[RPG] How to determine surprise when only part of a side is stealthy

dnd-5estealthsurprise

Here’s the basic rule for Surprise (Player’s Basic Rules, p. 69):

If neither side tries to be stealthy, they automatically notice each other. Otherwise, the DM compares the Dexterity (Stealth) checks of anyone hiding with the passive Wisdom (Perception) score of each creature on the opposing side. Any character or monster that doesn’t notice a threat is surprised at the start of the counter.

I’m not sure how to interpret that last sentence.

For example, suppose that the players try to sneak up on on some monsters, so they roll Dexterity (Stealth) checks. The thief and the champion both roll 14, but the evoker only rolls 9. The DM compares this to the monsters’ passive Perception: a cyclops with 8, a dire wolf with 13, and a giant owl with 15.

The cyclops doesn’t notice any threat, so it’s surprised. The owl notices all the threats, so it’s not surprised. But what about the dire wolf? It notices the evoker but not the rogue or the champion. Which is correct:

  • The dire wolf noticed a threat (the evoker) so it’s not surprised.
  • It didn’t notice a threat (the rogue and champion) so it’s surprised.

If the former is true, could the rogue and champion take advantage of the group check rule to help the less-stealthy evoker hide from the dire wolf? Group Checks (Player’s Basic Rules, p. 59):

To make a group ability check, everyone in the group makes the ability check. If at least half the group succeeds, the whole group succeeds. Otherwise, the group fails.

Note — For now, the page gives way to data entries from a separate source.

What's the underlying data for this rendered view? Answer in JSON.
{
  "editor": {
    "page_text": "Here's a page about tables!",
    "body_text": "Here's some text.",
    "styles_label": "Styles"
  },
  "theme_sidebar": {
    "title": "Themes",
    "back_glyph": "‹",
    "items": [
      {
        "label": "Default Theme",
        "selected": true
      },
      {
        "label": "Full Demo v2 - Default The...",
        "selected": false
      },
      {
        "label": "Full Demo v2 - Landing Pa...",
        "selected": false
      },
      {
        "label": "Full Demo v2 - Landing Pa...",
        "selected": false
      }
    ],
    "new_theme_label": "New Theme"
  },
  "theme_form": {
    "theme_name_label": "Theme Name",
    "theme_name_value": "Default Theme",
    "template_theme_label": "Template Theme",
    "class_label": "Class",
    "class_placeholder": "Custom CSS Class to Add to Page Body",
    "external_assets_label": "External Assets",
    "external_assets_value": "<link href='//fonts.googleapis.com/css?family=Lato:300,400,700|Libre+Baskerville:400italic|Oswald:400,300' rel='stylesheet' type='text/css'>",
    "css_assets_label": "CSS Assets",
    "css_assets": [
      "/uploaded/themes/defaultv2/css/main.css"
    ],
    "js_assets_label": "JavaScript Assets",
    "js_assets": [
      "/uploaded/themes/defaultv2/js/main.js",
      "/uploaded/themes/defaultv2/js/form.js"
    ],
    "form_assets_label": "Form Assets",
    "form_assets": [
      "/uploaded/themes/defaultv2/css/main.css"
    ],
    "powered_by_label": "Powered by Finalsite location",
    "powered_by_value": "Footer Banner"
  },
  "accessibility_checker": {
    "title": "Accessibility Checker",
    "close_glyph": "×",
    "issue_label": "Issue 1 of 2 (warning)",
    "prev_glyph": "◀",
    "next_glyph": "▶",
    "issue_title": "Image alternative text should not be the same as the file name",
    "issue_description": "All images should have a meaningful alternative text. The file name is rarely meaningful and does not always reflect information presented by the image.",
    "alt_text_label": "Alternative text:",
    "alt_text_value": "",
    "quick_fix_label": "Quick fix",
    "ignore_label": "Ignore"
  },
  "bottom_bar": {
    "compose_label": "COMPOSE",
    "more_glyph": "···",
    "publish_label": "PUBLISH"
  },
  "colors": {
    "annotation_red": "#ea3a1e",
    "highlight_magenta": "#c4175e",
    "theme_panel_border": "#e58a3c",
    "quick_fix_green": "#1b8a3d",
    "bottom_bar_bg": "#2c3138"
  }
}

Group checks don’t come up very often, and they’re most useful when all the characters succeed or fail as a group.

An earlier question covers a couple of related situations, where a rogue sneaks up separately from the rest of the players, or where all of the monsters use a single group Dexterity (Stealth) roll, but not this case where all of the players try to sneak with different rolls.

Best Answer

There are two ways to interpret that sentence, and it hinges on a weirdness of how English uses the indefinite article.

Any character or monster that doesn’t notice a threat is surprised at the start of the counter.

The usual interpretation of "a threat" here is that it means "one threat". If that is the correct reading, your question is the result. Is it correct though? This meaning would require that surprise is a relationship between two individuals, so that the dire wolf could be surprised by the rogue but also not surprised by the enchanter.

Is this how surprise works? It turns out, no:

If you're surprised, you can't move or take an action on your first turn of the combat, and you can't take a reaction until that turn ends. (PBRv0.2, p. 69)

Surprise is not a relationship between two entities, it is a state of a single entity. It's impossible to be surprised by one opponent but not surprised by another.

Is there another way to read that sentence about "a threat" that makes surprise sensible as a state? As it turns out, yes.

"English is funny that way"

Another use for the indefinite article, which looks identical to the "one threat" meaning, makes the sentence in question

Any character or monster that doesn’t notice a threat is surprised at the start of the counter.

mean any threat at all, not just one. If this meaning of "a threat" is how it's being used, then that means only creatures who notice no threat are surprised.

Because this reading is perfectly normal English, but ambiguous, we need to confirm the reason by looking for clues in the surrounding text. That confirmation is in the definition of surprise we looked at above: being surprised means being completely surprised, which only makes sense if it happens when no threat is noticed.

So the dire wolf is not surprised, because it did notice a threat, as opposed to not noticing a threat. (See how that makes sense put that way?)

On the plus side, the champion and the rogue don't need surprise to have advantage on the dire wolf, because that doesn't rely on surprise, but rather on being unseen, and being unseen is a directional relationship, not a state.